Not only does that help the Council bring in vital finances to help deliver such a vast range of services, it also encourages a level of connectivity and joint working between organisations which must surely boost efficiency for all those who benefit from their work.

“When I think back to when I was a footballer, never would I have thought I would end up as the Chief Executive of a local authority,” says Heywood.

“But I feel both very privileged to be doing this role, and to have an influence in the wellbeing and prosperity of the community of South Staffordshire.

“To see the transition of the council since I have become Chief Executive makes me very proud, but I am fortunate to have come into a very good council, with a really strong workforce.

“It has all been about creating a cultural environment that has enabled individuals to excel - and the council to excel - in providing services to residents of our local communities.

Dave Heywood in action for Wolves
Dave Heywood in action for Wolves

“Turning the council offices into a community hub was always a key part of the plan, not only in developing the values of the council in how we work and the way we work, but also providing a facility for the community which can offer so much more.

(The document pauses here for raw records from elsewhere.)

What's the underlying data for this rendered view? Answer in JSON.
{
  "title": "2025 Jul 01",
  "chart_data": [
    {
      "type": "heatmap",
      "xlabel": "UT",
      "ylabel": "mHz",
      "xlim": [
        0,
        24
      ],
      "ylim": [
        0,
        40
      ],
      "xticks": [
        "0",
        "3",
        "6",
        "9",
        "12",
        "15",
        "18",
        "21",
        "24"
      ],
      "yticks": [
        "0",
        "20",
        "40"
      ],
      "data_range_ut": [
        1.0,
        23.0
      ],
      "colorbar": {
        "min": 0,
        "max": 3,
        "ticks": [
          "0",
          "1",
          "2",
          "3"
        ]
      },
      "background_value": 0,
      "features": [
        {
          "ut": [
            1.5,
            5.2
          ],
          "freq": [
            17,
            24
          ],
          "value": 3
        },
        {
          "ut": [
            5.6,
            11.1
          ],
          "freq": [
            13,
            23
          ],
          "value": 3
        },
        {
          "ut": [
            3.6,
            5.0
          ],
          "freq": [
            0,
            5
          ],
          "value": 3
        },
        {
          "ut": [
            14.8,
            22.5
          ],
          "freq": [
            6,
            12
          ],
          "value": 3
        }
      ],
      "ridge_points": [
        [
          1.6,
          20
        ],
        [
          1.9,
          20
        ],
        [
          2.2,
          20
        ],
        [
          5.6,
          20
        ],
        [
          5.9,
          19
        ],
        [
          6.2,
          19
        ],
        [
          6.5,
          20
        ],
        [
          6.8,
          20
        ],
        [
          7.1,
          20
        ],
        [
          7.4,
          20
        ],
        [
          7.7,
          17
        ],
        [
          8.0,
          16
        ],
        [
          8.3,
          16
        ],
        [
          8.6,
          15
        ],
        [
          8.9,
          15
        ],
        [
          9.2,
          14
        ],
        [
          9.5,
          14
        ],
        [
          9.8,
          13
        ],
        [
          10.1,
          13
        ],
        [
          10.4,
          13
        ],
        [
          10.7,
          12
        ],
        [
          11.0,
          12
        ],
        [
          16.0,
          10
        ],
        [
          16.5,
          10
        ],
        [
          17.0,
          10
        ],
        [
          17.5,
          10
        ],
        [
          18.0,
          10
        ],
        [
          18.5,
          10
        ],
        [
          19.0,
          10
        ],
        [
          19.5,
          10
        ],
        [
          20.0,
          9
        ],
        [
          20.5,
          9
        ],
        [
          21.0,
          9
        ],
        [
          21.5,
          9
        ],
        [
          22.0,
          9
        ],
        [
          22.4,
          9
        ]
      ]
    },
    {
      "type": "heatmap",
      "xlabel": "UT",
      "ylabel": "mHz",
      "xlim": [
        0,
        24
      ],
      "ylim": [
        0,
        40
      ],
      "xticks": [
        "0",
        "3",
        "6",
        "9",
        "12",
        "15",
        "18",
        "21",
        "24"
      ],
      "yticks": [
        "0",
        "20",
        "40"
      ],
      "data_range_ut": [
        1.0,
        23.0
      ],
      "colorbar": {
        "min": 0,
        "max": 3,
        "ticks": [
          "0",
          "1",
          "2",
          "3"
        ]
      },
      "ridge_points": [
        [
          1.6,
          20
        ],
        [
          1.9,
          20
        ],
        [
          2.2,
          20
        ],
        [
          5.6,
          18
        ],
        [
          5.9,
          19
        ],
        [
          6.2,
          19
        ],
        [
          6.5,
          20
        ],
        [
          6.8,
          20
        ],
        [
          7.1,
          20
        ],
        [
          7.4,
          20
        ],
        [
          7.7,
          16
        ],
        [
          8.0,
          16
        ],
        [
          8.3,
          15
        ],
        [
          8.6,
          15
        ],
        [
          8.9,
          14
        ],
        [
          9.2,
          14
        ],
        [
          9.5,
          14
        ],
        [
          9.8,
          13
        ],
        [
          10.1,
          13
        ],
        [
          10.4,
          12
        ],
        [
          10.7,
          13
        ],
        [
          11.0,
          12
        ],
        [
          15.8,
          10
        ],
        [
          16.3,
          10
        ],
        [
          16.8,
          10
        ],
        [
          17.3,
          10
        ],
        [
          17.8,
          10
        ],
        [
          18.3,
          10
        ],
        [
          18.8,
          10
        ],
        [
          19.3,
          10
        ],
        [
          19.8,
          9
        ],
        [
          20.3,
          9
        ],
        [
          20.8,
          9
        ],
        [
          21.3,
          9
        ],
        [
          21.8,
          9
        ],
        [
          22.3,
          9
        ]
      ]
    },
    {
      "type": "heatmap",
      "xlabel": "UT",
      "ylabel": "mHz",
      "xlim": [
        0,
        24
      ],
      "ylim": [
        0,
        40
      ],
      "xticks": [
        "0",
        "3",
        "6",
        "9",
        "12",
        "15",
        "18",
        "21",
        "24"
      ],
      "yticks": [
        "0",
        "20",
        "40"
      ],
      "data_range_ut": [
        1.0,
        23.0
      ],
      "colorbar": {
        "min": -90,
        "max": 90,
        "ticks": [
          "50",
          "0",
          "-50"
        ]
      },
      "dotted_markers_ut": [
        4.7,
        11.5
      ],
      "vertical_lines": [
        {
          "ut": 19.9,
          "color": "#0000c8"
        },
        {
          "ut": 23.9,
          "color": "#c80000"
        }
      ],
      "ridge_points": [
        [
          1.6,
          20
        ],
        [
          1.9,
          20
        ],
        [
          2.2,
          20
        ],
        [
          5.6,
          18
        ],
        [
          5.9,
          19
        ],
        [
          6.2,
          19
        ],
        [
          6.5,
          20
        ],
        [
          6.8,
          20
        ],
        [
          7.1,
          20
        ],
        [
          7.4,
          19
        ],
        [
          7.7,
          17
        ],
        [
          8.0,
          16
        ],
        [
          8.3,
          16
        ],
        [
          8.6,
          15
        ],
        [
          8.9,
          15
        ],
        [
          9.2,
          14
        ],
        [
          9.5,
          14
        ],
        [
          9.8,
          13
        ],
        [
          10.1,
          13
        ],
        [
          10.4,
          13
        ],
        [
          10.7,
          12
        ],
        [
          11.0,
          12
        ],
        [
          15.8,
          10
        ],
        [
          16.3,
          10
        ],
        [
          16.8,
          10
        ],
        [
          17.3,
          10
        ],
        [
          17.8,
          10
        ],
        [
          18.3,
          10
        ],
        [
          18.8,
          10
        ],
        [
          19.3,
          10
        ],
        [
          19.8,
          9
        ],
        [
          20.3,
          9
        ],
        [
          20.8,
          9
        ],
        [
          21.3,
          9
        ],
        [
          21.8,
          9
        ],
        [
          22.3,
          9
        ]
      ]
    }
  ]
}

“As a council, we are relatively small but also complex in what we do, offering over 20 different services and functions from leisure to open space, planning, waste and recycling, housing and addressing issues such as homelessness

“The difference that we can all make to the lives of local people is humbling, and that is why it is a privilege for me to hold a position of this nature and to be able to install the values which myself, councillors and the leadership team here believe in.”

Heywood occupying such a vital and influential position of a local authority, back in the area where he spent so much of his childhood, forms just part of his overall story, in which so much was packed into the short stint of his first team involvement at Wolves those four decades ago.

He believes some of the qualities of resilience and leadership which he has carried forward into his current employment emerged and were nurtured during his spell as a young player at Molineux, but alongside the extreme highs of enjoying his teenage kicks making his senior breakthrough, also came the disappointment of eventually being released, but more pertinently the heart problem which could have been dangerously serious.

Heywood was born in Sedgley before the family moved to Codsall when he was about nine, and football was always very high on the priority list.

His Dad would take him to watch Wolves at Molineux, and he also played for different junior teams including Bilbrook, Albrighton and South Staffs Wolves.

It was only at the age of 15 when he started to get more recognition, being selected for the county team and joining Willenhall Town’s youth team thanks to a recommendation from Richie Dams, the PE teacher at Codsall High School where Heywood was a pupil.

Willenhall’s manager was Geoff Blackwell, also a scout at Wolves, and he recommended Heywood to trial for the club’s Midlands Floodlit Youth League team, from which he emerged successful after a fairly rigorous recruitment process.

At that point, Shrewsbury Town came in with the offer of an apprenticeship, which effectively forced Wolves’ hand to come to a decision in offering a similar deal, and Heywood was given the opportunity of a two-year scholarship.

“I was never the cream of the crop playing junior football, I never really stood out,” he reflects.

“I was always that bit below those players who were getting picked up by the scouts and signing schoolboy forms, and when I got to 15, I thought I was going to have to give up the dream of becoming a professional.

“I was starting to think about what else I could do, but then things started to happen and there were conversations, and eventually I ended up at Wolves.